Es importante reconocer que nuestra mente actúa como un guionista maestro de dramas complejos, cuyo principal objetivo es nuestra protección.

Su estrategia consiste en anclarnos a la zona de confort, un espacio donde se percibe seguridad y familiaridad.

En este lugar, la mente cree que nos mantiene a salvo de los riesgos y desafíos del mundo exterior.

Sin embargo, es precisamente este afán protector el que a menudo limita nuestro crecimiento y exploración de nuevas experiencias.

Entender este mecanismo es el primer paso para desafiar nuestros límites y expandir nuestros horizontes.

La zona de confort de nuestra mente es todo aquello que ella conoce, sea esto bueno o malo. No importa, ella se siente segura incluso en las desgracias.

Has visto que hay personas que disfrutan en su desgracia, adoptan el papel de víctima, y se instalan en su zona de confort, aunque su vida sea un desastre.

¿Y por qué les pasa esto?

¿Por qué no encuentran la forma de avanzar?

La respuesta es muy sencilla, no se han dado cuenta que sus mentes están haciendo todo lo posible para que se queden dentro de su zona de confort.

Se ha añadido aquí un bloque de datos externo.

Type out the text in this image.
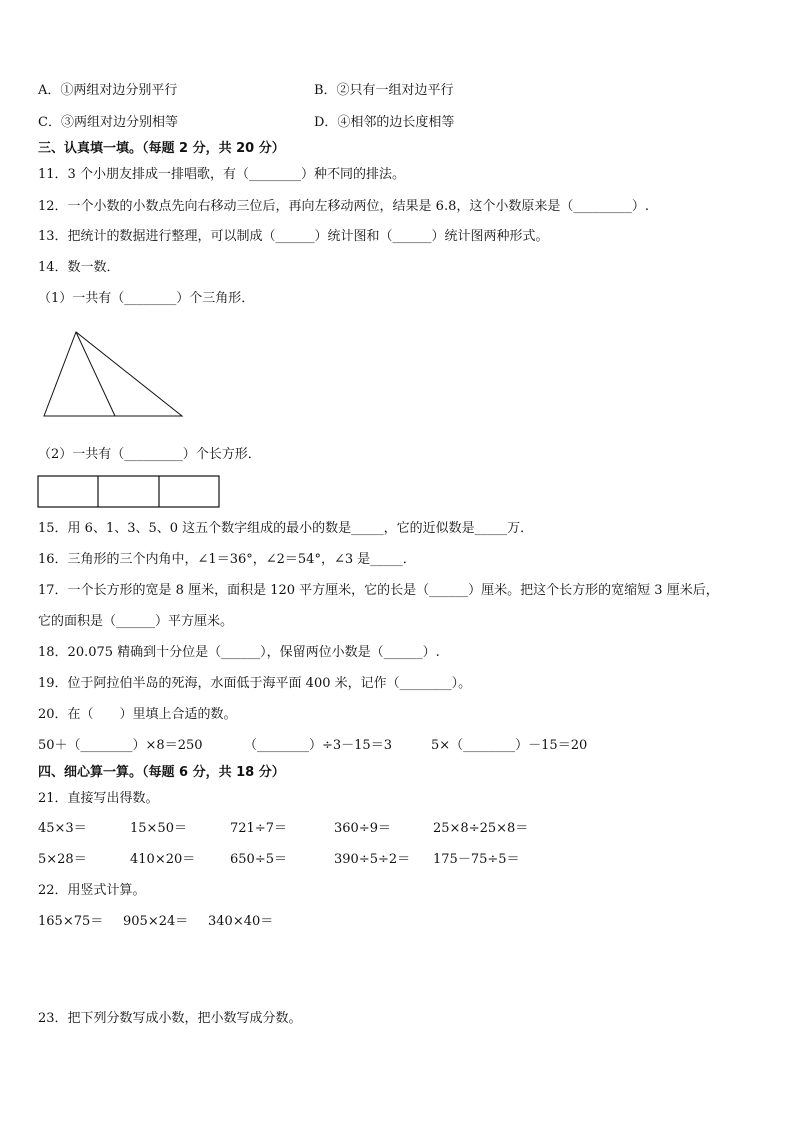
A．①两组对边分别平行	B．②只有一组对边平行
C．③两组对边分别相等	D．④相邻的边长度相等
三、认真填一填。（每题 2 分，共 20 分）
11．3 个小朋友排成一排唱歌，有（________）种不同的排法。
12．一个小数的小数点先向右移动三位后，再向左移动两位，结果是 6.8，这个小数原来是（_________）.
13．把统计的数据进行整理，可以制成（______）统计图和（______）统计图两种形式。
14．数一数．
（1）一共有（________）个三角形．
（2）一共有（_________）个长方形．
15．用 6、1、3、5、0 这五个数字组成的最小的数是_____，它的近似数是_____万．
16．三角形的三个内角中，∠1＝36°，∠2＝54°，∠3 是_____．
17．一个长方形的宽是 8 厘米，面积是 120 平方厘米，它的长是（______）厘米。把这个长方形的宽缩短 3 厘米后，
它的面积是（______）平方厘米。
18．20.075 精确到十分位是（______），保留两位小数是（______）.
19．位于阿拉伯半岛的死海，水面低于海平面 400 米，记作（________）。
20．在（　　）里填上合适的数。
50＋（________）×8＝250	（________）÷3－15＝3	5×（________）－15＝20
四、细心算一算。（每题 6 分，共 18 分）
21．直接写出得数。
45×3＝	15×50＝	721÷7＝	360÷9＝	25×8÷25×8＝
5×28＝	410×20＝	650÷5＝	390÷5÷2＝ 175－75÷5＝
22．用竖式计算。
165×75＝ 905×24＝ 340×40＝
23．把下列分数写成小数，把小数写成分数。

Sus mentes les están proporcionando todos los argumentos necesarios para que efectivamente se queden en sus zonas de confort, y de una forma tan convincente que los dan por buenos sin cuestionárlos.

Nos enfrentamos a nuestra propia mente en una batalla interna.

Esos argumentos que utiliza nuestra mente para mantenernos dentro de nuestra zona de confort e impedirnos tomar acción reciben el nombre de excusas.

Cada vez que tomamos la decisión de avanzar hacia nuestros sueños, nos encontramos con un obstáculo inesperado: nuestra propia mente, tratando de protegernos.

Esta nos bombardea con un sinfín de razones para detenernos, utilizando el miedo como su herramienta más poderosa para disuadirnos.

Este temor, hábilmente orquestado por nuestra psique, se convierte en la barrera más significativa entre nosotros y la realización de nuestros objetivos.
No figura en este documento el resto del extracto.